The author studies the initial boundary value problem for a quasilinear degenerate parabolic equation of the form \[ b(u)_ t= u_{xx}+ f(u) \qquad \text{in} \qquad x\in\Omega, \quad t>0, \quad \Omega\subset\mathbb{R}, \] under the initial condition \[ u(x,0)=u_ 0(x) \qquad \text{in} \qquad x\in\Omega, \] together with one of the following three types of boundary conditions: (a) The Dirichlet boundary conditions with \(\Omega=(0,L)\), \(u(0,t)= u(L,t)=0\) in \(t>0\); (b) The Neumann boundary conditions with \(\Omega=(0,L)\), \(u_ x(0,t)= u_ x(L,t)=0\) in \(t>0\); (c) The Cauchy problem, namely, \(\Omega=\mathbb{R}\).

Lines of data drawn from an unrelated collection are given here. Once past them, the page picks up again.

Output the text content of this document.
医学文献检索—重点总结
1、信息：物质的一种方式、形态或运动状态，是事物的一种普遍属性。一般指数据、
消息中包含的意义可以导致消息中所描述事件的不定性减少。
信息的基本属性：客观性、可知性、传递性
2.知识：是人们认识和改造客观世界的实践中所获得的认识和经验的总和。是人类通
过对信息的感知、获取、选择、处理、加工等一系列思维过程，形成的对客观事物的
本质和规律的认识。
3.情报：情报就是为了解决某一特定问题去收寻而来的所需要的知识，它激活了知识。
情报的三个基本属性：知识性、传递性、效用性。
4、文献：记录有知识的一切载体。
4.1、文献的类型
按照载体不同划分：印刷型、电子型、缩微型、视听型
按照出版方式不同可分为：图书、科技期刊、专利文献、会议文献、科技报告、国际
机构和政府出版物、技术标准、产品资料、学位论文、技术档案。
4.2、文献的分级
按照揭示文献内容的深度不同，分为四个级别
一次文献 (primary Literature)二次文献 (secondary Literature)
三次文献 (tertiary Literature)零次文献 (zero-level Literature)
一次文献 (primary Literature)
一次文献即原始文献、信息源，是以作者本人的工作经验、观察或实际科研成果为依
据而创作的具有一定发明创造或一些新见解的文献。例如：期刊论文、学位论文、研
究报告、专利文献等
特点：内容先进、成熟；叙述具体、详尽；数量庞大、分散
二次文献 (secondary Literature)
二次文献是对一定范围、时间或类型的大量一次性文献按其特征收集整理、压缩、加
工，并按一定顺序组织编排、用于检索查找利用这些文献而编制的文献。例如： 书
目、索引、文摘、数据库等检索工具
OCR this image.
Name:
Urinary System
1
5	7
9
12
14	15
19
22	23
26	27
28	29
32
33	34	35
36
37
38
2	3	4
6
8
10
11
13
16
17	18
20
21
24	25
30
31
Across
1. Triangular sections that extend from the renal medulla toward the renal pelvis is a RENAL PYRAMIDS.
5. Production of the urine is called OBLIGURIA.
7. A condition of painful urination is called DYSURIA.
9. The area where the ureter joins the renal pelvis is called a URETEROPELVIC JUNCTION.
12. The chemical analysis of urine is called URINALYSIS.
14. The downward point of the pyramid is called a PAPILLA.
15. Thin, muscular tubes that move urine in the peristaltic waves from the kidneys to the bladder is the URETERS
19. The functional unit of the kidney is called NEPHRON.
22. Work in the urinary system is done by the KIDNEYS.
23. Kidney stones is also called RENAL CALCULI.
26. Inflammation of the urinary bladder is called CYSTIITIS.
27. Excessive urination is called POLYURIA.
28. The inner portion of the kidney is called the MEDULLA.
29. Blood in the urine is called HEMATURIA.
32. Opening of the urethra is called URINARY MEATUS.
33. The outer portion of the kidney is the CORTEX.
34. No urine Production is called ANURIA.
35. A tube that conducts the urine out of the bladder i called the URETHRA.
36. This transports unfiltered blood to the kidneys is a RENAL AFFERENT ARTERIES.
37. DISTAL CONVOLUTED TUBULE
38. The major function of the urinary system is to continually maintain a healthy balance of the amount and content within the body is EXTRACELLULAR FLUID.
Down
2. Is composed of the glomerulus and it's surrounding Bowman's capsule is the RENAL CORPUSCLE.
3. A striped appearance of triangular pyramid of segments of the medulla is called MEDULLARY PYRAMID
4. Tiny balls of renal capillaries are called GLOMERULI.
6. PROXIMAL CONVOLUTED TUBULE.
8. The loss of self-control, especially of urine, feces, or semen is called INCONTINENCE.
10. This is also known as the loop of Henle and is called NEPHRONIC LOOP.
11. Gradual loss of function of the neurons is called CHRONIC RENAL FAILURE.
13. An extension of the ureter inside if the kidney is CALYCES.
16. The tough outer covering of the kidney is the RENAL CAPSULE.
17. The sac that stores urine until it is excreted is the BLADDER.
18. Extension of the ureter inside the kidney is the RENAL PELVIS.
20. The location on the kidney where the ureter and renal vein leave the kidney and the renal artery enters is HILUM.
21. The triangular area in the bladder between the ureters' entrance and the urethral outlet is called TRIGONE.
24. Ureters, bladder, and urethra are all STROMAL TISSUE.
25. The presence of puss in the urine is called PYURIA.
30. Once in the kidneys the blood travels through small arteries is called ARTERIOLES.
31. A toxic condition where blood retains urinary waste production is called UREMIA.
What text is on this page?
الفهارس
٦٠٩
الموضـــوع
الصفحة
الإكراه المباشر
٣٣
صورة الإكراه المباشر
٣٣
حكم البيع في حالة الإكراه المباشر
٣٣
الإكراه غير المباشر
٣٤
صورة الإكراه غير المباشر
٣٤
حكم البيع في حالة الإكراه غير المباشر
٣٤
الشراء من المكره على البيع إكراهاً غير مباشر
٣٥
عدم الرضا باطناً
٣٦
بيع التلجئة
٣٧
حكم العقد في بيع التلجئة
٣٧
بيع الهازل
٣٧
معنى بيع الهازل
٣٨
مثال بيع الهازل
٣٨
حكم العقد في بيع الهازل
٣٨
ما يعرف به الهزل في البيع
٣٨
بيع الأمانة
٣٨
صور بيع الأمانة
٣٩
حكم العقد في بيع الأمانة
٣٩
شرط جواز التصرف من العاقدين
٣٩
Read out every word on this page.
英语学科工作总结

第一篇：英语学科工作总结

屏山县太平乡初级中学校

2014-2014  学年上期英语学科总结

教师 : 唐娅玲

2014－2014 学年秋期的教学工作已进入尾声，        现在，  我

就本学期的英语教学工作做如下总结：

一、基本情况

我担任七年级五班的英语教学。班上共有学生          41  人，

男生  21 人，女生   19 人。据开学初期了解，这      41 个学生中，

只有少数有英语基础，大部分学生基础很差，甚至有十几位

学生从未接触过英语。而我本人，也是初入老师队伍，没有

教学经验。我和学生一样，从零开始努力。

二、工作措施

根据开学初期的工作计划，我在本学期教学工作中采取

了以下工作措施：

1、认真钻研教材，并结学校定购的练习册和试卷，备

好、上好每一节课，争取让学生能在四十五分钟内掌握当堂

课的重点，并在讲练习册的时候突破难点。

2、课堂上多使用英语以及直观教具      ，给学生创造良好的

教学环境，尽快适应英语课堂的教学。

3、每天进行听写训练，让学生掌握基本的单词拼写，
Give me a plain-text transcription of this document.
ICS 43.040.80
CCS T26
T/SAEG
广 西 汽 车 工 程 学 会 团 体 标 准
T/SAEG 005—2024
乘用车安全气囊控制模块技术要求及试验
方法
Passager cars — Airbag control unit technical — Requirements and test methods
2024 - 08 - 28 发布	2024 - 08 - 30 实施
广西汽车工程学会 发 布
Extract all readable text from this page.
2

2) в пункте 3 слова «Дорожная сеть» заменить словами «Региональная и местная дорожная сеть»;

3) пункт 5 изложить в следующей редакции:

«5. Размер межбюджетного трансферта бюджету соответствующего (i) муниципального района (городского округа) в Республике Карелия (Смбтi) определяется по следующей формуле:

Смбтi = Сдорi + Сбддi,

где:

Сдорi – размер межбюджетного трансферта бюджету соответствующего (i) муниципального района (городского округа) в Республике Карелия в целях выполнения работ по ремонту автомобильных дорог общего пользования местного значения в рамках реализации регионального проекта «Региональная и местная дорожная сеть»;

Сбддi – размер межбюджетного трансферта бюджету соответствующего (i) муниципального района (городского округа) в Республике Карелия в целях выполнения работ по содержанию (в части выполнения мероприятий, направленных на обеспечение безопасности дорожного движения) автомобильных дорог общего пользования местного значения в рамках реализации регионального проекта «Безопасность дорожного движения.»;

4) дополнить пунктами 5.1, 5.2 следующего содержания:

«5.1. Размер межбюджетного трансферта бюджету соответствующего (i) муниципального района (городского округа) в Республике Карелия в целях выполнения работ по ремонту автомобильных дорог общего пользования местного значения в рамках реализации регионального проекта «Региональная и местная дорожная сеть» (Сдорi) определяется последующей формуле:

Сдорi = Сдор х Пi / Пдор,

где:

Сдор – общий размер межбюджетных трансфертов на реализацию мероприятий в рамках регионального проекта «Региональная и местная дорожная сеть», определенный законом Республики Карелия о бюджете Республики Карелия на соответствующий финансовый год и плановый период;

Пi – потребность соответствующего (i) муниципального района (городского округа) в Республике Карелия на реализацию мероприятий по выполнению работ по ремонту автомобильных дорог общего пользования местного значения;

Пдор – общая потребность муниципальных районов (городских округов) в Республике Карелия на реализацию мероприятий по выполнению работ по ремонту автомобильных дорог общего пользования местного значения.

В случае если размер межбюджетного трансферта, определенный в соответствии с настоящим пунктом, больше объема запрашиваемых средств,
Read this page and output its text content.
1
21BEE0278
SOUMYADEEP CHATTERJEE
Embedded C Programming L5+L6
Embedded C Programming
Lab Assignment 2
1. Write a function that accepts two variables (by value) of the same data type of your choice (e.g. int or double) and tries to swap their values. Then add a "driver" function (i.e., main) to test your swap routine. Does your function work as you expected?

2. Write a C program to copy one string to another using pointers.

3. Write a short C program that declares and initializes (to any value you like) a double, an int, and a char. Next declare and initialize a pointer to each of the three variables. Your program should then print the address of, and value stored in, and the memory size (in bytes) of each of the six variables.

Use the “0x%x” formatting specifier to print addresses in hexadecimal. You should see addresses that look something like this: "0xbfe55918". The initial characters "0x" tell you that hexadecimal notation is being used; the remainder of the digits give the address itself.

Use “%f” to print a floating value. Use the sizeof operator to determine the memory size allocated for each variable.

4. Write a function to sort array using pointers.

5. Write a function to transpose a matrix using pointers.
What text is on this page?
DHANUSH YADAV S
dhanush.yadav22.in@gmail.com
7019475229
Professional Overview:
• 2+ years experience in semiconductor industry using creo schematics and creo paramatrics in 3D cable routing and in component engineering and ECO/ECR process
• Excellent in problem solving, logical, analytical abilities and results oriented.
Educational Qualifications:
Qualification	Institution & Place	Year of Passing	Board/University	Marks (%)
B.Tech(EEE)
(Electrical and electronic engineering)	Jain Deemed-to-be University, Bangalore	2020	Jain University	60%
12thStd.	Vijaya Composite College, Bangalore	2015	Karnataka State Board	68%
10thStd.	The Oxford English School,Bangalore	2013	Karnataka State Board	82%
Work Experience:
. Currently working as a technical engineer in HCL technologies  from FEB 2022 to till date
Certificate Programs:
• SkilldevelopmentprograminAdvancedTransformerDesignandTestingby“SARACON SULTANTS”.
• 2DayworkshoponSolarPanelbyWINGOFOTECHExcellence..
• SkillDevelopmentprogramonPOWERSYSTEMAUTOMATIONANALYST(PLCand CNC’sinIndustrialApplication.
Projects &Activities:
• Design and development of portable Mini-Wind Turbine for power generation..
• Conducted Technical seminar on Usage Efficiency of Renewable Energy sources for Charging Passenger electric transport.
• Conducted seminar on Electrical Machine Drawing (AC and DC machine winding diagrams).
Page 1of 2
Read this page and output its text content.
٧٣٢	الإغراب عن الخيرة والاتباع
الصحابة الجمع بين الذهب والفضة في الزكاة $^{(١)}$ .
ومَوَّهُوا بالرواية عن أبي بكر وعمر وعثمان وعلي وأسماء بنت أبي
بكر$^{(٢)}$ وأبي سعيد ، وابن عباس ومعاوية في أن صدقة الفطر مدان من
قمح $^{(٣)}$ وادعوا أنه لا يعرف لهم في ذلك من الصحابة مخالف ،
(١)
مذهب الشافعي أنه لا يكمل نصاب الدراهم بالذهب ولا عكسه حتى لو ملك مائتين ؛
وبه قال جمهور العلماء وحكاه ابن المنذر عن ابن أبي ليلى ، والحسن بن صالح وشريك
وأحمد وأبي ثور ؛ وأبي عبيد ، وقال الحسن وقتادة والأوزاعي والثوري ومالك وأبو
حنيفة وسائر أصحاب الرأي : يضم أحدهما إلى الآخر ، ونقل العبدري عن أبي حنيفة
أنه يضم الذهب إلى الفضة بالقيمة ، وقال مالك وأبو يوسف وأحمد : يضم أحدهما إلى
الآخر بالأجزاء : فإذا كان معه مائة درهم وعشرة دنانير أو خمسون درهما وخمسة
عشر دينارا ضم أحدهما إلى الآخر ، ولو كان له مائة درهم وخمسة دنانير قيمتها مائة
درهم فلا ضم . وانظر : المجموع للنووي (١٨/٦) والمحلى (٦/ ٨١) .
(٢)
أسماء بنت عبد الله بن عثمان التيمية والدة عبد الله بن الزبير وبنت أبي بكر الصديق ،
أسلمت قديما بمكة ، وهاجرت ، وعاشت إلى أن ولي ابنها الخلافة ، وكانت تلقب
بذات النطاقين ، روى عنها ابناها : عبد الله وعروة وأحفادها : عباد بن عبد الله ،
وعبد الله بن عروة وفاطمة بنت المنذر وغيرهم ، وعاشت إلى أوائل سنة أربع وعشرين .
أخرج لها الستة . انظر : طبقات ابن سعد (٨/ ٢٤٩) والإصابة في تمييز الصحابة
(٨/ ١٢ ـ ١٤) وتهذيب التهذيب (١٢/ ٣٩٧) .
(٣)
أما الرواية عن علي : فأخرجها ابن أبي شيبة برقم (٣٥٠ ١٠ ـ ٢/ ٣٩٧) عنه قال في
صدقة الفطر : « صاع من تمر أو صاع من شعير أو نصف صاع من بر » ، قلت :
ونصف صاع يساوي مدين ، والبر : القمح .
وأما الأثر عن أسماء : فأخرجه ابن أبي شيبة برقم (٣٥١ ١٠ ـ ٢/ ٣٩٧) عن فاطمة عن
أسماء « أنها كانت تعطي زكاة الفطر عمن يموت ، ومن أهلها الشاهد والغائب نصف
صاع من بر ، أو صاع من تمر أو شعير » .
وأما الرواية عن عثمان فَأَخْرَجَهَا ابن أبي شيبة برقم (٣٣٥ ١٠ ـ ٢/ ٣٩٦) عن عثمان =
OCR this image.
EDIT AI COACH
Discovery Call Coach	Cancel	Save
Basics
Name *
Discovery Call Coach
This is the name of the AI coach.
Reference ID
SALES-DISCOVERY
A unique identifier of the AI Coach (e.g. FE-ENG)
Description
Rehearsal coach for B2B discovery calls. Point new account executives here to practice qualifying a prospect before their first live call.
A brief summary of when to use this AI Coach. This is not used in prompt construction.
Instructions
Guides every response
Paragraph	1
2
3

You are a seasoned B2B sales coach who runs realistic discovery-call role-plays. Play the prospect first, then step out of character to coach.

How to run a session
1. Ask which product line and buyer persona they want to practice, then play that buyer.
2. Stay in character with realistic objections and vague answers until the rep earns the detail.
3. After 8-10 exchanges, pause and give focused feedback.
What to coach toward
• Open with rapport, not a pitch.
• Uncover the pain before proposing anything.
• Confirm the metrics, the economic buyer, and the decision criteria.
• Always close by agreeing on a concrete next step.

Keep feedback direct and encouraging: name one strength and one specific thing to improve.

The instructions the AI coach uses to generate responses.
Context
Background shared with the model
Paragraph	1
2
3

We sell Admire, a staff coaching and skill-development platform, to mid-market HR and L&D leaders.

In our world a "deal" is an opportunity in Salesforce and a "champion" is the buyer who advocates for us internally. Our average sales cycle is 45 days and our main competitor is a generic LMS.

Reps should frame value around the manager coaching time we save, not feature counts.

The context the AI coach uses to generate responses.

In the case of the Dirichlet or Neumann problem, it is shown that if \(f(u)\) grows more rapidly than \(u\), then the blow-up set of a blow-up solution is finite.
In the case of the Cauchy problem, it is assumed that the initial data \(u_ 0(x)\) has a compact support \([0,L]\). The author is interested in the behavior of the interface near the blow-up time \(t=T\) as well as the shape of the blow-up set.